Vollendet (German Edition)
Jemanden, der mich auf dem Laufenden hält, was unter den Wandlern so abläuft. Und jemanden, der den Wolf in der Schafherde aufstöbert. Ich bitte dich darum, das für mich zu tun.«
»Ich soll für Sie spionieren?«
»Auf welcher Seite stehst du? Auf meiner oder auf der Seite desjenigen, der das getan hat?«
Connor leuchtet ein, warum der Admiral ihn in den Flieger geschickt hat. Es ist eine Sache, wenn man so etwas erzählt bekommt, aber eine völlig andere, wenn man die Leichen selber sieht. Es führt Connor mit aller Brutalität vor Augen, wem er Loyalität schuldet.
»Warum ich?«, fragt er.
Der Admiral lächelt ihn mit seinem blendend weißen Zahnersatz an. »Weil du, mein Freund, das geringste aller Übel bist.«
Am nächsten Morgen gibt der Admiral bekannt, er habe die Champs losgeschickt, neue Geheimverstecke zu finden. Connor beobachtet, ob Roland darauf reagiert, vielleicht mit einem Grinsen oder einem Seitenblick zu einem seiner Kumpel. Doch da ist nichts. Roland verrät mit keiner Geste, dass er weiß, was wirklich mit den Jugendlichen geschehen ist. Während der morgendlichen Verlautbarungen wirkt er geradezu desinteressiert, abgelenkt, als könnte er es nicht erwarten, endlich an die Arbeit zu gehen. Und dafür gibt es einen guten Grund: Rolands Ausbildung bei Cleaver, dem Hubschrauberpiloten, macht Fortschritte. In den vergangenen Wochen hat er gelernt, den Hubschrauber zu fliegen wie ein Profi, und wenn Cleaver nicht in der Nähe ist, spendiert er Kids, die es seiner Ansicht nach verdienen, einen Freiflug. Cleaver sei es egal, behauptet Roland, aber wahrscheinlicher ist, dass der Pilot von diesen Spritztouren nichts weiß.

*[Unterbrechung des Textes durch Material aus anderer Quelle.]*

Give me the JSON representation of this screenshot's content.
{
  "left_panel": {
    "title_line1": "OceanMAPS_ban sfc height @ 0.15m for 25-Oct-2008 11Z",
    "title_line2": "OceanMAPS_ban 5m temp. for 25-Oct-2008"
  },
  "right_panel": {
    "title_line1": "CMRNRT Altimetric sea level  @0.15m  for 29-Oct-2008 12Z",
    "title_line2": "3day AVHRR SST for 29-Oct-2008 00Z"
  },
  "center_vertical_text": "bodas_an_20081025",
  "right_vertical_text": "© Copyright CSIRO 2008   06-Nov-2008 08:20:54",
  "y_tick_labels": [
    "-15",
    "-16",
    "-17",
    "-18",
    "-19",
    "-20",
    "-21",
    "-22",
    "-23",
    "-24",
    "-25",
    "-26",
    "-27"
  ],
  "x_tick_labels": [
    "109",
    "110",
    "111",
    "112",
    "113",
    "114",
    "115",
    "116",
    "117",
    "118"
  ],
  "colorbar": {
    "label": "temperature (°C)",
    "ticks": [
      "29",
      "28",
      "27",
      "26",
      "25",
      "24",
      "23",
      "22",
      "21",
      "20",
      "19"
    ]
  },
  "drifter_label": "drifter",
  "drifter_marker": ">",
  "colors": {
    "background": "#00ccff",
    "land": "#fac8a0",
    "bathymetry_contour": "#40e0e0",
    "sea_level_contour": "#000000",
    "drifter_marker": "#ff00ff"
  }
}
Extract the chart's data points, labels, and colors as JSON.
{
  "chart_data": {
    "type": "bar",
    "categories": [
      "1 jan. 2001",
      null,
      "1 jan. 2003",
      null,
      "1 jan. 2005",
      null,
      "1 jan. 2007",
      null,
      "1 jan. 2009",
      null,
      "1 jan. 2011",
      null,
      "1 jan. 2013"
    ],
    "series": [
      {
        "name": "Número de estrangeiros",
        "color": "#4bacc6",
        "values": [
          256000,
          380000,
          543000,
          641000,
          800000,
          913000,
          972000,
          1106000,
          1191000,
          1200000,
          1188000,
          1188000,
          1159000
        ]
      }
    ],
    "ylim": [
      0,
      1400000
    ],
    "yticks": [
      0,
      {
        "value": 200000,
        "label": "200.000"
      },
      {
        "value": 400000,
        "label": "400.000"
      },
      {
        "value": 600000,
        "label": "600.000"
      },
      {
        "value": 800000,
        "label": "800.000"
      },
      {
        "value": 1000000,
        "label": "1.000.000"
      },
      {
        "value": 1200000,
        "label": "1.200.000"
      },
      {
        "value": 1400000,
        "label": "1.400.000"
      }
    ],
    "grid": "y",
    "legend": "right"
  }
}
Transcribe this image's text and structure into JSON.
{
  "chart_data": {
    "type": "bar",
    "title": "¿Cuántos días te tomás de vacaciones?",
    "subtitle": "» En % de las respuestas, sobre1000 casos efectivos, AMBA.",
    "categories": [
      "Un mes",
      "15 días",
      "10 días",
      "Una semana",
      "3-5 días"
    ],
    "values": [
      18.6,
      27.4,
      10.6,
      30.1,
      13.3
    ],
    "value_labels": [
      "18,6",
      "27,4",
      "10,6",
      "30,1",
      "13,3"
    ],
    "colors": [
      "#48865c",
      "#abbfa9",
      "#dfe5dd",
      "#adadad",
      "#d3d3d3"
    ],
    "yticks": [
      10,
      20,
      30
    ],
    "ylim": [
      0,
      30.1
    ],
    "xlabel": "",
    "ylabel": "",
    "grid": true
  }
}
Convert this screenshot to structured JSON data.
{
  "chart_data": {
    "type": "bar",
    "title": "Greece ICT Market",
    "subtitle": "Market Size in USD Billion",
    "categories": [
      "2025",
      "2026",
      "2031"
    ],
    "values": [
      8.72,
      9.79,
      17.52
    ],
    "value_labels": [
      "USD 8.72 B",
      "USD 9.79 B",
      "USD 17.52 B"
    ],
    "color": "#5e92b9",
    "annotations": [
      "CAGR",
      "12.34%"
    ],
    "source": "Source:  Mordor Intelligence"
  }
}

Allerdings nimmt Roland nicht, wie von Connor zunächst vermutet, seinen engeren Zirkel von Anhängern mit in die Luft. Vielmehr belohnt Roland gute Arbeit, auch dann, wenn er die Kids gar nicht kennt – er lässt andere auswählen, wer im Hubschrauber über das Gelände fliegen darf. Kurz: Roland verhält sich, als hätte er das Sagen und nicht der Admiral.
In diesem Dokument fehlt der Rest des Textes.